In this context, commercial banks are ready to exploit an opportunity waiting to be snapped. Yet the threats lay inwards. It is not the first time that the industry has come face to face with a growth-friendly regulator and a market bursting at it seams with skilled workforce pool. While the sponsors and top management may be truly on board, the opportunity presented by the digital revolution can only be exploited if the bureaucratic middle-management does not play the role of saboteurs.
Traditional local bankers are by design a risk-averse bunch. Trained to play personal bankers to a restrictive asset-base of seths and local businesses ‘with credible name-checks’, their skillsets and job descriptions are both out of sync with the new world order where target audience consists of ‘unserved’ and ‘underserved’ populations.
Consider that the incentives of star bankers – whether from risk management or business shop – are stacked such that performance is usually measured in piles of legal documentation processed with perfection.
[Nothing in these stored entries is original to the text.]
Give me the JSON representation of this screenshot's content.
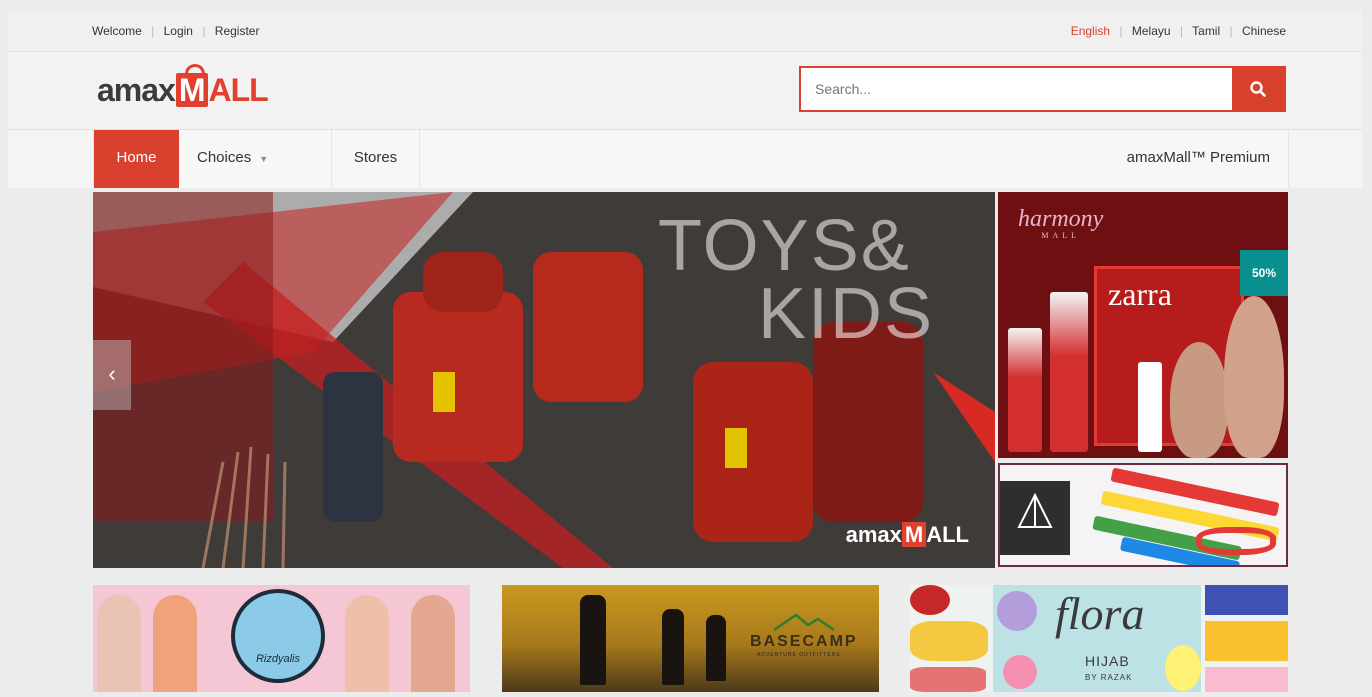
{
  "topbar": {
    "welcome": "Welcome",
    "login": "Login",
    "register": "Register",
    "languages": [
      "English",
      "Melayu",
      "Tamil",
      "Chinese"
    ],
    "active_language": "English",
    "divider": "|"
  },
  "header": {
    "logo_prefix": "amax",
    "logo_mark": "M",
    "logo_suffix": "ALL",
    "search_placeholder": "Search...",
    "search_icon": "search-icon"
  },
  "nav": {
    "home": "Home",
    "choices": "Choices",
    "choices_caret": "▼",
    "stores": "Stores",
    "premium": "amaxMall™ Premium"
  },
  "hero": {
    "title_line1": "TOYS&",
    "title_line2": "KIDS",
    "brand_prefix": "amax",
    "brand_mark": "M",
    "brand_suffix": "ALL",
    "prev_arrow": "‹"
  },
  "side_banner_1": {
    "brand": "harmony",
    "brand_sub": "MALL",
    "product": "zarra",
    "badge": "50%"
  },
  "promo_bottom": {
    "hijab_brand": "Rizdyalis",
    "basecamp_title": "BASECAMP",
    "basecamp_sub": "ADVENTURE OUTFITTERS",
    "flora_title": "flora",
    "flora_hijab": "HIJAB",
    "flora_by": "BY RAZAK"
  },
  "colors": {
    "accent": "#d9412e",
    "background": "#ececec",
    "text": "#333333"
  }
}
New-to-bank origination has long taken a back seat as relationship management with favoured and well-connected seths is the preferred yardstick for annual appraisals.
In this environment, it is no surprise that even fresh bankers become comfortable in cushy jobs with set career-paths, content in enhancing working capital and trade business lines of existing clientele. Even the so-called greenfield financing by investment banking shops remains a mirage. This should be of little as project finance loans – whether extended in the name of ‘renewable energy’ or ‘new investment’ - remain confined to the ten-odd celebrity business groups of the country.
Unleashing the potential of ‘unbanked’ can no longer simply be a buzz word in the ‘good-deed lists’ at banks’ CSR departments. Even if the brick and mortar shops go out of fashion, the tech revolution at commercial banks may still fail to bear fruition. The change must be embraced by the middle management which is still resistant to see beyond the ways of conventional lending and deposit collection, and scoffs at the idea of ‘Pakistan’s untapped rural banking potential’ as mere marketing gimmick.
In a world where nerds dressed in slacks and sneakers have come to lead the way, commercial bankers in their three-piece suits may very well be on their way to becoming dinosaurs. Although readers may feel that talk of change management and ‘adapt or die’ from news industry may sound rich, suffice to say that organizational changes are easier when the sponsors are sold on the idea. At least commercial banks have that challenge figured.